I think the choice to group repertoire in with strategy is largely a reflection of Andy’s own strengths; logically I might want to place it alongside the following two areas as areas of specialism that fall within the overall umbrella of strategic thinking. But lumping them all in together does serve to draw attention to how ‘what we sing’ is fundamental to ‘who we are’
- Chorus improvement This, as the title implies, is about the development of chorus skills. Andy talked about it in terms of working out what skills upcoming repertoire would require and devising plans to develop them so the chorus was ready to engage with that music. You could of course also look at it the other way round: what skills are we prioritising in the near future and what repertoire will provide rewarding vehicles to exercise them?

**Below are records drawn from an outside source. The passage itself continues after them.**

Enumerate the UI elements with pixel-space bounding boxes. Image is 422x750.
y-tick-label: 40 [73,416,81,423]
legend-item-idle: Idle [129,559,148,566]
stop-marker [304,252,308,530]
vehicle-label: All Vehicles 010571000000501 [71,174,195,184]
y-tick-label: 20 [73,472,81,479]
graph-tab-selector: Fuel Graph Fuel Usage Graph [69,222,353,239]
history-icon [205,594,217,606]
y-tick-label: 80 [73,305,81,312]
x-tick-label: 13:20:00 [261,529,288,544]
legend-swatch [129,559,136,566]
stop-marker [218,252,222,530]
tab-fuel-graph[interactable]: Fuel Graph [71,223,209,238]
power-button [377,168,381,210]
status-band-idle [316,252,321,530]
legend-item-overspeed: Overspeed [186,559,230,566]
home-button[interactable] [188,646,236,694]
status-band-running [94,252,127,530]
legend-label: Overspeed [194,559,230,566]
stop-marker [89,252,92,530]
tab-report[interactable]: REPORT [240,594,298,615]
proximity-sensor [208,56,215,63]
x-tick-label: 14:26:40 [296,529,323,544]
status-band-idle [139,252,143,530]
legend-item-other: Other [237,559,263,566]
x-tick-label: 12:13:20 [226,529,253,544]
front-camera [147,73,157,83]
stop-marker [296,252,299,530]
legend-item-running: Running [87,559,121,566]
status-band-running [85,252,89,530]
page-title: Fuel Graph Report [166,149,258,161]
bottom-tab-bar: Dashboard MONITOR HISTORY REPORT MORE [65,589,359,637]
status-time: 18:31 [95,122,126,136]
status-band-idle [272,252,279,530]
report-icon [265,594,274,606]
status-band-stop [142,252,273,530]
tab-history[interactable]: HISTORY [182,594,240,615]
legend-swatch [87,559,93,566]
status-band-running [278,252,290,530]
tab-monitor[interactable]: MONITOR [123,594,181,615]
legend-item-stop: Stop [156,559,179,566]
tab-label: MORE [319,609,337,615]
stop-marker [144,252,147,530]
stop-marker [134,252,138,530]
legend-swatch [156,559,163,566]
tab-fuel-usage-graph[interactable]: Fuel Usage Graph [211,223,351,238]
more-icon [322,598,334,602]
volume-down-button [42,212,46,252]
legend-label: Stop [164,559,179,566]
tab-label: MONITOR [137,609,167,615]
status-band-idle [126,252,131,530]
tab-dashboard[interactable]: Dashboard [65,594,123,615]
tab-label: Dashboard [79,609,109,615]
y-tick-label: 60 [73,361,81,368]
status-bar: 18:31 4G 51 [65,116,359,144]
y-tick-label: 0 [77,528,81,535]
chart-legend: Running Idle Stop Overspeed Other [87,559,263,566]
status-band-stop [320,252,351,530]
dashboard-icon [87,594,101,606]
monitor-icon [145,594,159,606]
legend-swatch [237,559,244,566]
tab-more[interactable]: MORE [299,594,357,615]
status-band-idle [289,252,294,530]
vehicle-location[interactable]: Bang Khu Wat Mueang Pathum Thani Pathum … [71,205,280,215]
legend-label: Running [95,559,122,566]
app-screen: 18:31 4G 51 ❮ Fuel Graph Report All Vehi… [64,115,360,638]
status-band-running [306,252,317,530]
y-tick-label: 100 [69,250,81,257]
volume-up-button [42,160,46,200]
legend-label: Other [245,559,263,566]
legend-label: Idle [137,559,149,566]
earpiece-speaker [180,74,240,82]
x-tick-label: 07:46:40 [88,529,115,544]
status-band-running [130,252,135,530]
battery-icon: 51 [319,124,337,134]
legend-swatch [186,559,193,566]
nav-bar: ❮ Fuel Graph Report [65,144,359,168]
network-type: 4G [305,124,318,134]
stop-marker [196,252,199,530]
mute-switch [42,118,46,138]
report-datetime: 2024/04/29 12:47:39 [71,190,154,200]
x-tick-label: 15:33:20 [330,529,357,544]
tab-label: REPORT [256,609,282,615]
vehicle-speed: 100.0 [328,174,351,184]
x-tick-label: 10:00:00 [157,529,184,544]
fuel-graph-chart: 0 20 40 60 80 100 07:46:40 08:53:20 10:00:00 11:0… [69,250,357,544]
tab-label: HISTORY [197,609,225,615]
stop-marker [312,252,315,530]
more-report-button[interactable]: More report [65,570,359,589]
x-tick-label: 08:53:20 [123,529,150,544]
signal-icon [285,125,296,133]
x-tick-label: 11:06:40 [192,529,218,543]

- Pastoral care We need to look after our chorus members, be alert to their needs and personal circumstances, find ways to support them if life is providing obstacles to their musical life. The genius of articulating this separately is in recognising that your best musicians don’t necessarily have the best people skills. There is an educational dimension to this – it interacts with chorus improvement in particular – otherwise it might just as usefully categorise this under the ‘club’ dimension of the Management Committee rather than the Music Team’s aegis. Either way, it needs to happen, and having clarity about who is looking after it is really valuable
The other thing to share is a resonance I noticed between Andy’s organisational thoughts about musical leadership and the in-the-moment dimension of conducting I had been coaching the previous weekend. Andy had members of his team with particular skills in music theory and teaching singing respectively focused on diagnostic analysis to feed into the rehearsal process. The two questions that defined their roles were essentially the same two that underpinned our work in developing the conductor’s ear to inform their gestures:
What does the music need?
What do the singers need?
I have previously enjoyed the way that these kinds of questions work both at the level of week-to-week reflecting on and planning for rehearsals and at the moment-to-moment level of interacting with singers in real time within the music. Andy took this correlation between micro- and macro- and extended it up into his organisational structure.
I do relish these moments when you can ask the same questions at the big-picture level and down dirty in the detail. The skills you use to answer and address them aren’t identical as you shuffle between different the levels, so it’s not all fractals or Schenkerian metaphors. Still, one can enjoy the conceptual elegance and cognitive efficiency the resonance affords.